In my interpretation of the “Sacred and Profane Love”, I have argued that Titian employed the same left to right narrative scheme. As is often the case the city in the left background is a place of spiritual and even physical danger. The sinful Magdalen has left the city behind and now sits on the sarcophagus in the foreground contemplating her own conversion. We move across the water filled sarcophagus to see her own resurrection to a new life. She appears on the right side of the sarcophagus bereft of her worldly finery. Behind her in the right background the scene, where she will spend the rest of her life, is bucolic and peaceful.
I can only guess as to why Titian might have chosen to have the action on the relief move from right to left. First, it could have been just a painterly decision to have the action on the relief counterbalance the action in the main scene. It is after all a very large painting. I also wonder if he might have just used a copy of an engraving as a cartoon for the relief and just flipped the scene.
On a more profound level, perhaps Titian or his patron wanted the action on the relief to move backwards in time. So we can begin on the left and trace the action back from a story of a conversion from a life of sin to the origins of sin itself. Here is my view of the relief reading from right to left.
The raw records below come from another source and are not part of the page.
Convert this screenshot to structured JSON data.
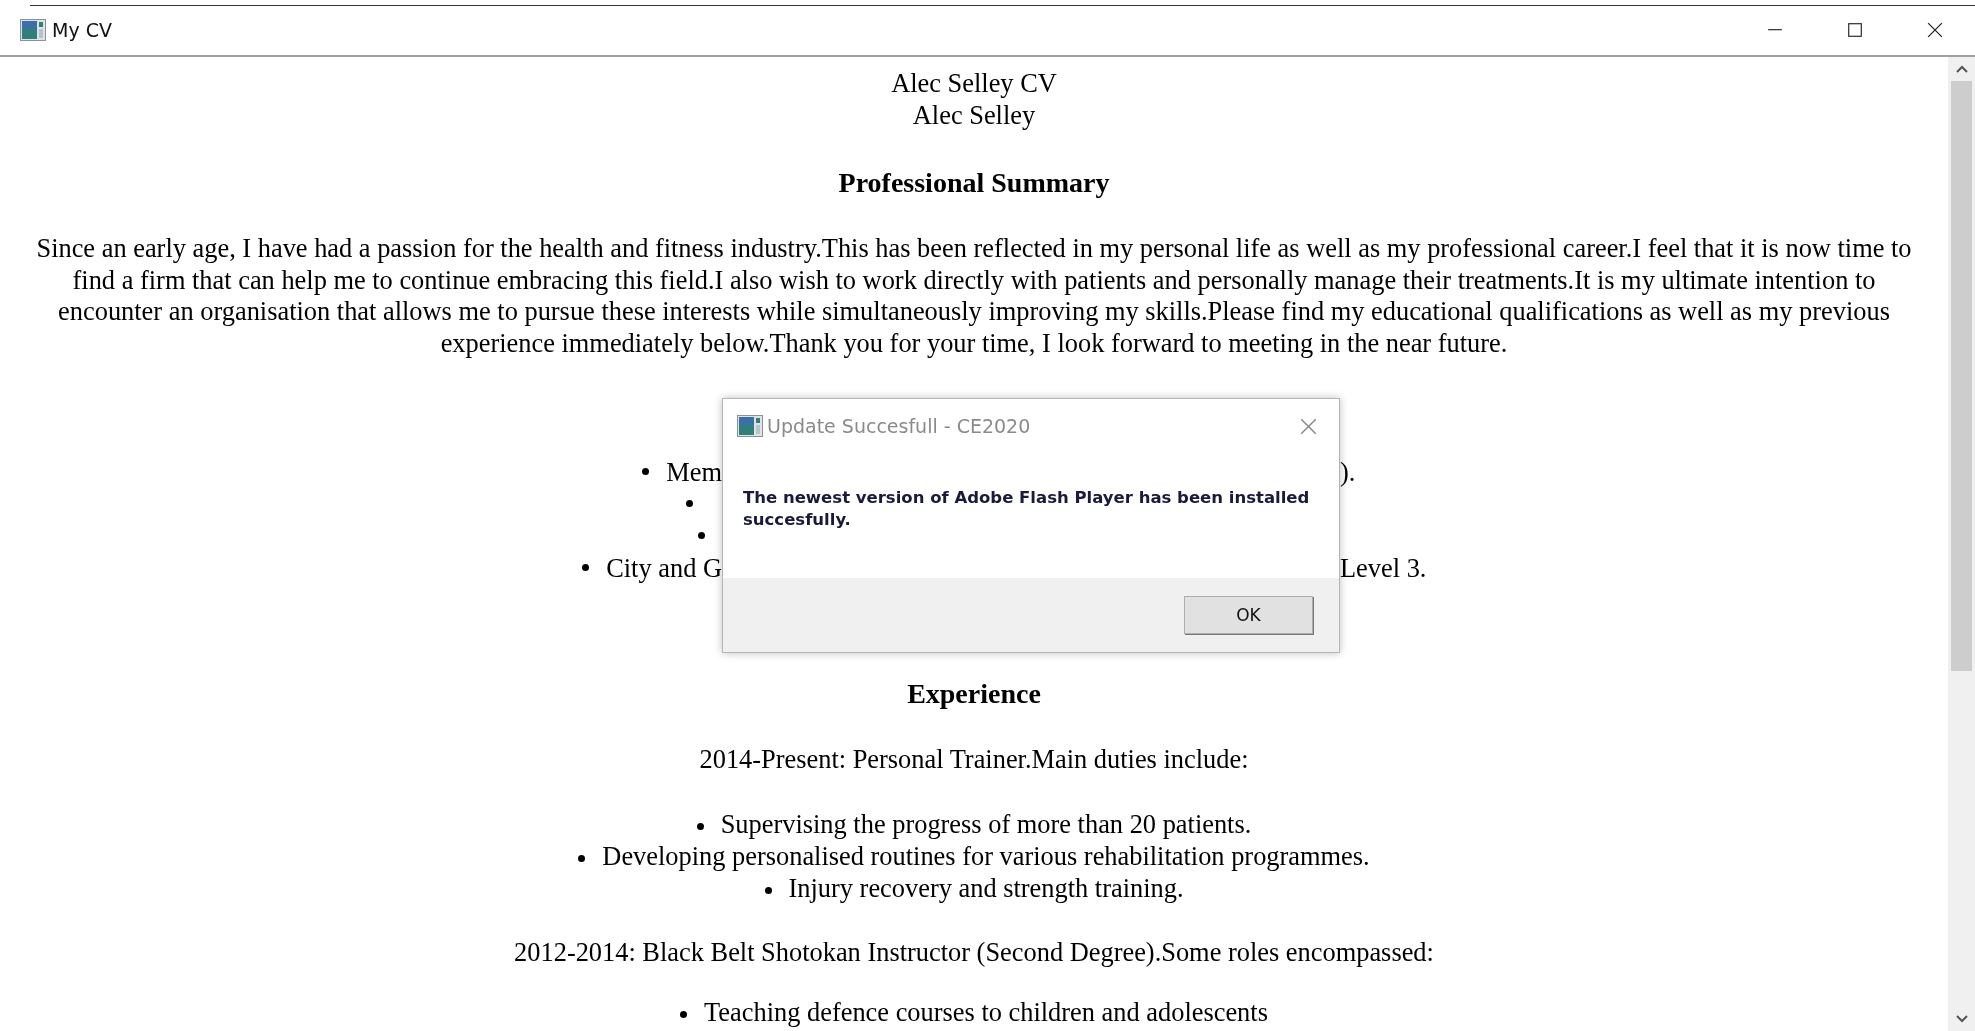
{
  "window": {
    "title": "My CV"
  },
  "document": {
    "title": "Alec Selley CV",
    "author": "Alec Selley",
    "summary": {
      "heading": "Professional Summary",
      "paragraph": "Since an early age, I have had a passion for the health and fitness industry.This has been reflected in my personal life as well as my professional career.I feel that it is now time to find a firm that can help me to continue embracing this field.I also wish to work directly with patients and personally manage their treatments.It is my ultimate intention to encounter an organisation that allows me to pursue these interests while simultaneously improving my skills.Please find my educational qualifications as well as my previous experience immediately below.Thank you for your time, I look forward to meeting in the near future."
    },
    "covered_list": [
      {
        "left": "Mem",
        "right": ").",
        "children": [
          {
            "kind": "bullet"
          },
          {
            "kind": "bullet"
          }
        ]
      },
      {
        "left": "City and G",
        "right": "Level 3."
      }
    ],
    "experience": {
      "heading": "Experience",
      "blocks": [
        {
          "intro": "2014-Present: Personal Trainer.Main duties include:",
          "items": [
            "Supervising the progress of more than 20 patients.",
            "Developing personalised routines for various rehabilitation programmes.",
            "Injury recovery and strength training."
          ]
        },
        {
          "intro": "2012-2014: Black Belt Shotokan Instructor (Second Degree).Some roles encompassed:",
          "items": [
            "Teaching defence courses to children and adolescents"
          ]
        }
      ]
    }
  },
  "dialog": {
    "title": "Update Succesfull - CE2020",
    "message": "The newest version of Adobe Flash Player has been installed succesfully.",
    "buttons": [
      "OK"
    ]
  }
}
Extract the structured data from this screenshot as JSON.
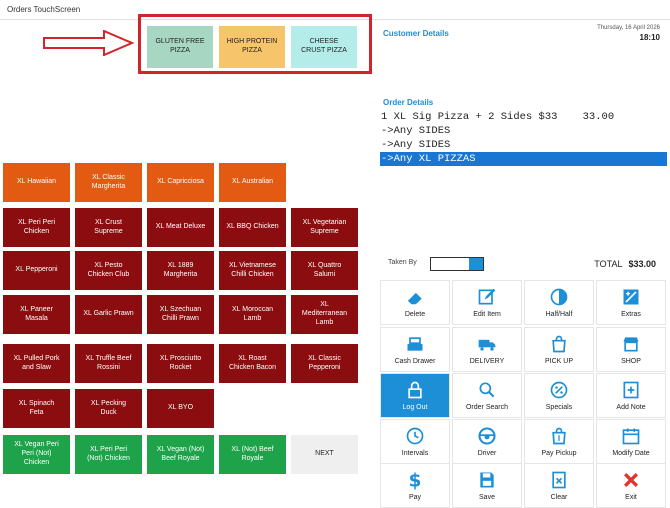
{
  "window": {
    "title": "Orders TouchScreen"
  },
  "categories": [
    {
      "label": "GLUTEN FREE\nPIZZA",
      "color": "#a7d6c2"
    },
    {
      "label": "HIGH PROTEIN\nPIZZA",
      "color": "#f6c46a"
    },
    {
      "label": "CHEESE\nCRUST PIZZA",
      "color": "#b3ece9"
    }
  ],
  "menu": {
    "items": [
      {
        "label": "XL Hawaiian",
        "color": "orange"
      },
      {
        "label": "XL Classic\nMargherita",
        "color": "orange"
      },
      {
        "label": "XL Capricciosa",
        "color": "orange"
      },
      {
        "label": "XL Australian",
        "color": "orange"
      },
      {
        "label": "XL Peri Peri\nChicken",
        "color": "red"
      },
      {
        "label": "XL Crust\nSupreme",
        "color": "red"
      },
      {
        "label": "XL Meat Deluxe",
        "color": "red"
      },
      {
        "label": "XL BBQ Chicken",
        "color": "red"
      },
      {
        "label": "XL Vegetarian\nSupreme",
        "color": "red"
      },
      {
        "label": "XL Pepperoni",
        "color": "red"
      },
      {
        "label": "XL Pesto\nChicken Club",
        "color": "red"
      },
      {
        "label": "XL 1889\nMargherita",
        "color": "red"
      },
      {
        "label": "XL Vietnamese\nChilli Chicken",
        "color": "red"
      },
      {
        "label": "XL Quattro\nSalumi",
        "color": "red"
      },
      {
        "label": "XL Paneer\nMasala",
        "color": "red"
      },
      {
        "label": "XL Garlic Prawn",
        "color": "red"
      },
      {
        "label": "XL Szechuan\nChilli Prawn",
        "color": "red"
      },
      {
        "label": "XL Moroccan\nLamb",
        "color": "red"
      },
      {
        "label": "XL\nMediterranean\nLamb",
        "color": "red"
      },
      {
        "label": "XL Pulled Pork\nand Slaw",
        "color": "red"
      },
      {
        "label": "XL Truffle Beef\nRossini",
        "color": "red"
      },
      {
        "label": "XL Prosciutto\nRocket",
        "color": "red"
      },
      {
        "label": "XL Roast\nChicken  Bacon",
        "color": "red"
      },
      {
        "label": "XL Classic\nPepperoni",
        "color": "red"
      },
      {
        "label": "XL Spinach\nFeta",
        "color": "red"
      },
      {
        "label": "XL Pecking\nDuck",
        "color": "red"
      },
      {
        "label": "XL BYO",
        "color": "red"
      },
      {
        "label": "XL Vegan Peri\nPeri (Not)\nChicken",
        "color": "green"
      },
      {
        "label": "XL Peri Peri\n(Not) Chicken",
        "color": "green"
      },
      {
        "label": "XL Vegan (Not)\nBeef Royale",
        "color": "green"
      },
      {
        "label": "XL (Not) Beef\nRoyale",
        "color": "green"
      },
      {
        "label": "NEXT",
        "color": "grey"
      }
    ]
  },
  "customer": {
    "label": "Customer Details",
    "date": "Thursday, 16 April 2026",
    "time": "18:10"
  },
  "order": {
    "label": "Order Details",
    "lines": [
      {
        "text": "1 XL Sig Pizza + 2 Sides $33    33.00",
        "selected": false
      },
      {
        "text": "->Any SIDES",
        "selected": false
      },
      {
        "text": "->Any SIDES",
        "selected": false
      },
      {
        "text": "->Any XL PIZZAS",
        "selected": true
      }
    ]
  },
  "taken_by": {
    "label": "Taken By"
  },
  "total": {
    "label": "TOTAL",
    "value": "$33.00"
  },
  "actions": [
    {
      "label": "Delete",
      "icon": "eraser-icon"
    },
    {
      "label": "Edit Item",
      "icon": "edit-icon"
    },
    {
      "label": "Half/Half",
      "icon": "half-circle-icon"
    },
    {
      "label": "Extras",
      "icon": "extras-icon"
    },
    {
      "label": "Cash Drawer",
      "icon": "cash-register-icon"
    },
    {
      "label": "DELIVERY",
      "icon": "delivery-truck-icon"
    },
    {
      "label": "PICK UP",
      "icon": "pickup-bag-icon"
    },
    {
      "label": "SHOP",
      "icon": "shop-icon"
    },
    {
      "label": "Log Out",
      "icon": "lock-icon"
    },
    {
      "label": "Order Search",
      "icon": "search-icon"
    },
    {
      "label": "Specials",
      "icon": "specials-icon"
    },
    {
      "label": "Add Note",
      "icon": "note-icon"
    },
    {
      "label": "Intervals",
      "icon": "clock-icon"
    },
    {
      "label": "Driver",
      "icon": "steering-wheel-icon"
    },
    {
      "label": "Pay Pickup",
      "icon": "pay-pickup-icon"
    },
    {
      "label": "Modify Date",
      "icon": "calendar-icon"
    },
    {
      "label": "Pay",
      "icon": "dollar-icon"
    },
    {
      "label": "Save",
      "icon": "save-icon"
    },
    {
      "label": "Clear",
      "icon": "clear-icon"
    },
    {
      "label": "Exit",
      "icon": "exit-icon"
    }
  ],
  "colors": {
    "accent": "#1c8fd6",
    "highlight": "#d0252a"
  }
}
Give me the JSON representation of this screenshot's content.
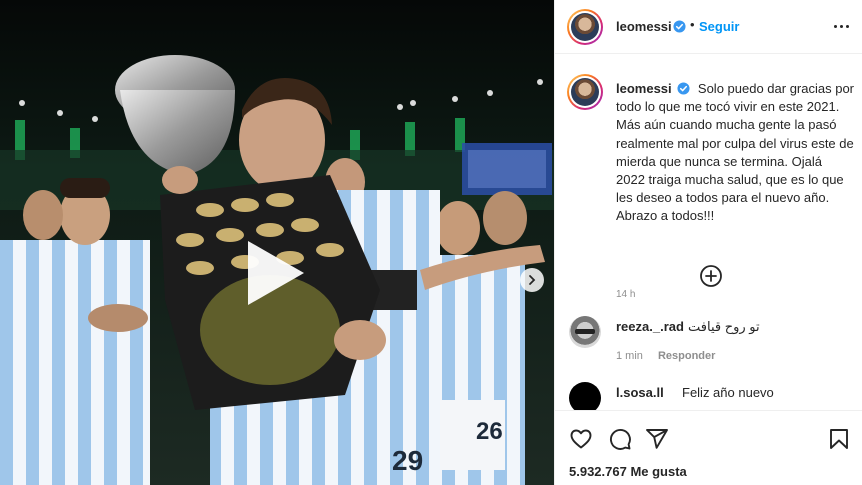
{
  "header": {
    "username": "leomessi",
    "separator": "•",
    "follow_label": "Seguir"
  },
  "caption": {
    "username": "leomessi",
    "text": "Solo puedo dar gracias por todo lo que me tocó vivir en este 2021. Más aún cuando mucha gente la pasó realmente mal por culpa del virus este de mierda que nunca se termina. Ojalá 2022 traiga mucha salud, que es lo que les deseo a todos para el nuevo año. Abrazo a todos!!!",
    "time": "14 h"
  },
  "comments": [
    {
      "username": "reeza._.rad",
      "text": "تو روح قیافت",
      "time": "1 min",
      "reply_label": "Responder"
    },
    {
      "username": "l.sosa.ll",
      "text": "Feliz año nuevo"
    }
  ],
  "actions": {
    "likes": "5.932.767 Me gusta"
  },
  "media": {
    "jersey_numbers": [
      "29",
      "26"
    ]
  },
  "colors": {
    "accent": "#0095f6",
    "verified": "#3897f0",
    "text": "#262626",
    "muted": "#8e8e8e"
  },
  "icons": [
    "play-icon",
    "chevron-right-icon",
    "verified-icon",
    "more-icon",
    "plus-circle-icon",
    "heart-icon",
    "comment-icon",
    "share-icon",
    "bookmark-icon"
  ]
}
Adam stands on the extreme right on one side of the tree. Eve is on the other side and her outstretched arm actually touches her son Cain in the act of murdering his brother. Abel lies on the ground but he faces left away from his parents. In the medieval period Abel, whose sacrifice was acceptable to the Lord, was always viewed as a precursor of Christ. Dividing the relief in half is the spigot with flowing water, and right next to it is the emblem of the donor. On the left side, Paul’s attendant still leads the horse toward Damascus but Paul falls off in the other direction towards a new life.
*Paul Joannides, Titian to 1518, The Assumption of Genius, Yale, 2001, p. 192.